Taiwan Semiconductor Manufacturing Co. (TSMC), the world’s largest contract chipmaker, is luring investors with record profit as growing demand for the iPhone 7 and iPhone 7 Plus is fuelling orders for its processor chips. According to Bloomberg, TSMC’s stock surged 32% in 2016, climbing to its highest level and taking the company’s value to $156 billion, which now accounts for 16% of Taiwan’s entire equity market value.
“Samsung’s issues and the perceived benefit for Apple is surely creating some optimism,” said Sandy Mehta, chief executive officer of Value Investment. “TSMC is the best in class. Valuations are not very high for TSMC, and rising estimates have led to investor optimism. The shares could still have upside.”

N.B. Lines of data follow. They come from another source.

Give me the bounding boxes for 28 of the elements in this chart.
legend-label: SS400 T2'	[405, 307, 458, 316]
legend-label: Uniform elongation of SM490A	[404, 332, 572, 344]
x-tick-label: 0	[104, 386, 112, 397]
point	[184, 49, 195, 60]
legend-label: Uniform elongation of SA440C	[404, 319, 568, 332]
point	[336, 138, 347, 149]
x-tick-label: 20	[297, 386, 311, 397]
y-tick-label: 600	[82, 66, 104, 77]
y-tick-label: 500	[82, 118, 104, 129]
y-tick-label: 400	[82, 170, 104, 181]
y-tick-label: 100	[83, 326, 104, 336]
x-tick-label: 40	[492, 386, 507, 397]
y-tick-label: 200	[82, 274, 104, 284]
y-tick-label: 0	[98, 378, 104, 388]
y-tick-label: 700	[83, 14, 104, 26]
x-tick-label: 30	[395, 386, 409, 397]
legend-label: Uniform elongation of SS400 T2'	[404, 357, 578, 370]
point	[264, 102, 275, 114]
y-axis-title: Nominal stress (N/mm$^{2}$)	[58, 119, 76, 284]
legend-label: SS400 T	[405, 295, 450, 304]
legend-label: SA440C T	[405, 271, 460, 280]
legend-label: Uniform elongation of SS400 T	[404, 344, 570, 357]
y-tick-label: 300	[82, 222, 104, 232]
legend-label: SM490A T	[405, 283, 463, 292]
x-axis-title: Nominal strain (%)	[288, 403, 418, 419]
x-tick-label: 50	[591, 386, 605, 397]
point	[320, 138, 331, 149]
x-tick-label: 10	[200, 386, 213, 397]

Analysts are projecting that the company’s net income will increase 30% this quarter, with profit climbing 28% in the previous three months to $3.1 billion from a year earlier. TSMC has been able to count on demand for the new iPhones to fuel sales of the A10 processor it makes, helping it weather a slowdown in the global smartphone market as it invests in more advanced production technology.
Elizabeth Sun, a spokeswoman at TSMC, said that the company will “soon” start mass production of chips using 10-nanometer processors, which would give handset makers more room for new hardware features.